"The fault, dear Brutus, is not in our stars, but in ourselves."

 

Photo by Brecht Corbeel on Unsplash

The newest panic over artificial intelligence is that chatbots are politically biased. A recent Washington Post test of several leading AI models found that many of them, including ChatGPT, tended to give more left-leaning answers to political questions than right-leaning ones. Conservatives who have suspected this for years felt vindicated. AI companies, predictably, insisted they are working toward neutrality.

But the deeper lesson is not that AI is biased.

The deeper lesson is that we are.

Artificial intelligence is not born in the wilderness, innocent and untouched by human culture. It is built by people, trained on human writing, judged by human evaluators, refined by human institutions, and released into a human marketplace. It is not an alien intelligence looking down at mankind from a cloud of pure logic. It is more like a mirror held up to the people and institutions that created it.

And what does it reflect?

It reflects the internet, which is not neutral. It reflects corporate media, which is not neutral. It reflects higher education, which is not neutral. It reflects Hollywood, New York, Silicon Valley, Washington, the Ivy League, Wikipedia, nonprofits, government agencies, professional-managerial culture, and the white-collar class that produces much of the “authoritative” text online.

That does not mean every answer is wrong.

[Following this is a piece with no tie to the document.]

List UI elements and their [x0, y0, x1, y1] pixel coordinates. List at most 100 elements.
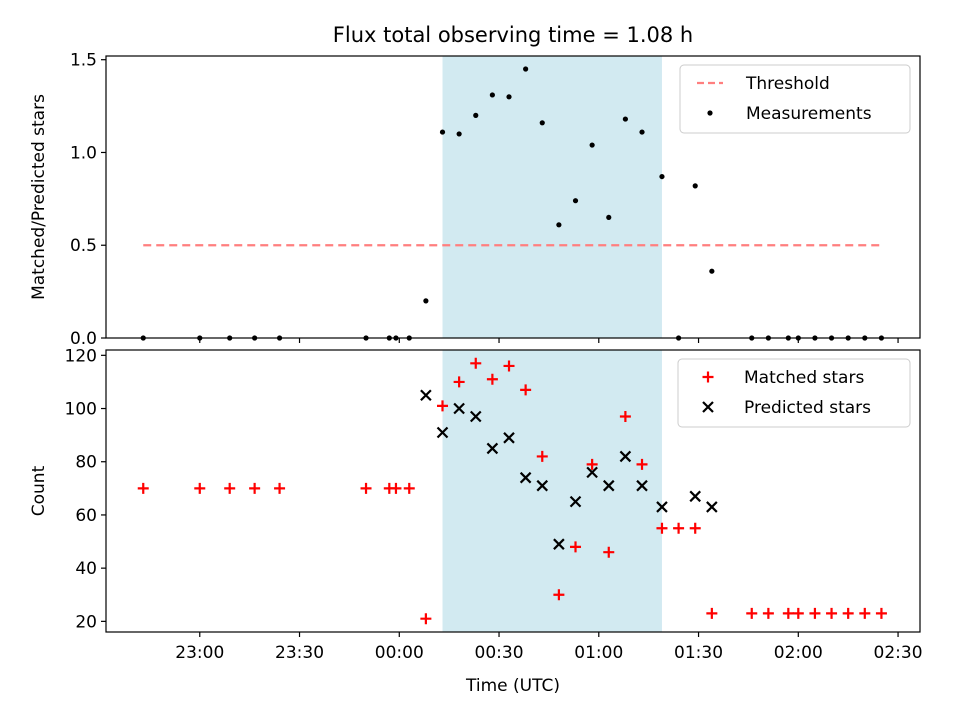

It does not mean experts have nothing to teach us. It does not mean conservatives are always right when they cry bias. But it does mean that the so-called neutral knowledge environment from which AI learns is already saturated with assumptions.

Those assumptions tend to be elite, credentialed, progressive, cautious, therapeutic, institution-trusting, and highly concerned with reputational safety. They are not always partisan in the bumper-sticker sense. Often the bias is subtler than that. It is the bias of the HR department. The bias of the faculty lounge. The bias of the nonprofit grant proposal. The bias of the “responsible” corporate memo.

That is why a chatbot may sound less like a campus radical than an Ivy-trained assistant deputy undersecretary for inclusive stakeholder engagement. It is not exactly left-wing populism. It is elite institutional liberalism.

The problem is not only political bias. It is also incentive bias.

A chatbot is trained to be helpful. But “helpful” and “correct” are not the same thing. If a user asks for a chapter-by-chapter summary of a book the model cannot actually verify, the truthful answer may be, “I do not have enough information.” But the useful-seeming answer is a polished outline. The model gets rewarded for producing, not necessarily for knowing when silence would be more honest.

That is a design flaw.

A wrong answer often looks more impressive than an honest limitation. A confident political answer often looks more satisfying than a careful map of competing values. A clean “both sides” answer may look balanced even when there are five sides, or when one side is asking the wrong question entirely.

This is where artificial intelligence becomes useful, not as an oracle, but as a sparring partner. The best use of AI is not to ask it to tell us what to think. The best use is to force it to argue with itself. Give me the conservative case. Give me the progressive case. Give me the libertarian case. Give me the religious objection, the populist objection, the constitutional objection, the working-class objection, the technocratic objection. Now tell me which facts are known, which are disputed, and which assumptions are doing the hidden work.

That is how AI can help us become less biased — not because it is unbiased, but because it can be made to expose bias from multiple angles.

The answer is not to pretend neutrality is easy. It is not. Nor is the answer to dismiss AI as useless. It is already too powerful for that. The answer is humility: from the companies building it, from the users relying on it, and from the institutions whose worldview it absorbs.

AI did not invent our blind spots. It learned them from us.

The fault is not in our models, but in ourselves.